If you’re going on-premise, you may want to consider an escrow clause for the software. This isn’t really possible with Cloud based, but you can demand right to know in case of impending bankruptcy and the ability to port the solution to another host.
Also, if they say they use an Agile Methodology for development, have your IT team assess that they do (provided your IT team uses this approach.) If you’re IT team or theirs uses the Waterfall Methodology, it’s time to walk away.
The future and today is all about interconnected services and capabilities. An ideal vendor understands this. The two best we’ve seen in this regard is ARC Publishing and CUE by CCI/Escenic. With CUE being the best in terms of API’s and building for the future. ARC is good, but they’re building their own ecosystem. While WordPress may look enticing, beyond a smaller newspaper, WordPress holds many challenges.
Avoid Hybrid Approaches
A new CMS can be expensive, we get it. It can be tempting to create a hybrid model that tries to mesh some old stuff with new stuff. While this may seem to save dollars, it won’t. You’ll end up paying more for custom API’s and software to make the old work with the new…which also means it will break more often and cost more to maintain. We have another post coming about this.
Scoping, Detailing and Planning
This is a huge investment, so you want to be sure. There are no guarantees. We highly recommend hiring a project manager from outside to guide the process. Getting some outside experience to help with writing project charters, guiding the vendor selection and helping avoid internal politics and ensuring a balanced business decision is made. Always hire a vendor neutral consultant in this regard.

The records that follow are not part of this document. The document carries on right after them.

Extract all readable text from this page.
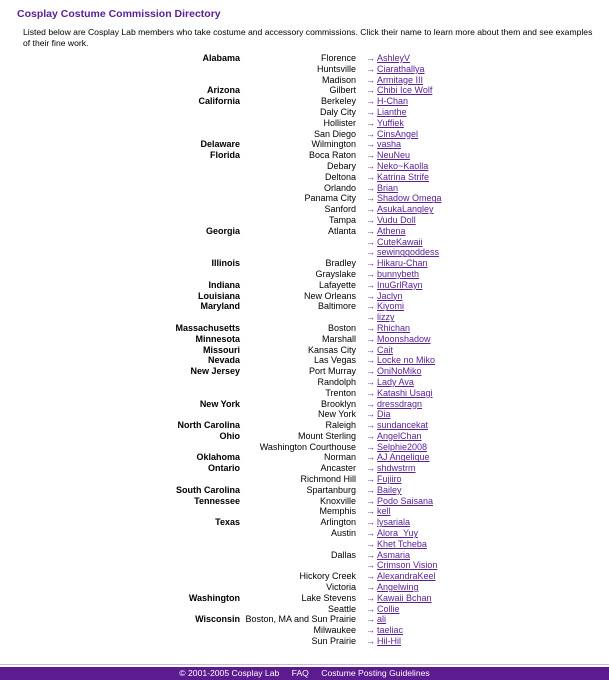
Cosplay Costume Commission Directory
Listed below are Cosplay Lab members who take costume and accessory commissions. Click their name to learn more about them and see examples of their fine work.
Alabama	Florence	→ AshleyV
	Huntsville	→ Ciarathallya
	Madison	→ Armitage III
Arizona	Gilbert	→ Chibi Ice Wolf
California	Berkeley	→ H-Chan
	Daly City	→ Lianthe
	Hollister	→ Yuffiek
	San Diego	→ CinsAngel
Delaware	Wilmington	→ vasha
Florida	Boca Raton	→ NeuNeu
	Debary	→ Neko~Kaolla
	Deltona	→ Katrina Strife
	Orlando	→ Brian
	Panama City	→ Shadow Omega
	Sanford	→ AsukaLangley
	Tampa	→ Vudu Doll
Georgia	Atlanta	→ Athena
		→ CuteKawaii
		→ sewinggoddess
Illinois	Bradley	→ Hikaru-Chan
	Grayslake	→ bunnybeth
Indiana	Lafayette	→ InuGrlRayn
Louisiana	New Orleans	→ Jaclyn
Maryland	Baltimore	→ Kiyomi
		→ lizzy
Massachusetts	Boston	→ Rhichan
Minnesota	Marshall	→ Moonshadow
Missouri	Kansas City	→ Cait
Nevada	Las Vegas	→ Locke no Miko
New Jersey	Port Murray	→ OniNoMiko
	Randolph	→ Lady Ava
	Trenton	→ Katashi Usagi
New York	Brooklyn	→ dressdragn
	New York	→ Dia
North Carolina	Raleigh	→ sundancekat
Ohio	Mount Sterling	→ AngelChan
	Washington Courthouse	→ Selphie2008
Oklahoma	Norman	→ AJ Angelique
Ontario	Ancaster	→ shdwstrm
	Richmond Hill	→ Fujiiro
South Carolina	Spartanburg	→ Bailey
Tennessee	Knoxville	→ Podo Saisana
	Memphis	→ kell
Texas	Arlington	→ lysariala
	Austin	→ Alora_Yuy
		→ Khet Tcheba
	Dallas	→ Asmaria
		→ Crimson Vision
	Hickory Creek	→ AlexandraKeel
	Victoria	→ Angelwing
Washington	Lake Stevens	→ Kawaii Bchan
	Seattle	→ Collie
Wisconsin	Boston, MA and Sun Prairie	→ ali
	Milwaukee	→ taeliac
	Sun Prairie	→ Hil-Hil
© 2001-2005 Cosplay Lab FAQ Costume Posting Guidelines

There are a number of other considerations you’ll want to make and here we just wanted to touch on them briefly. We’re building a more comprehensive guide and of course, we’re available for a chat.
The key take-aways are that you want to ensure you’ve got the primary stakeholders at the table from start to finish. It’s not just the investment in the CMS solution, it’s the long-term costs of maintaining it, the vendor relationship and the ability to make the CMS pay for itself with revenue models beyond just advertising.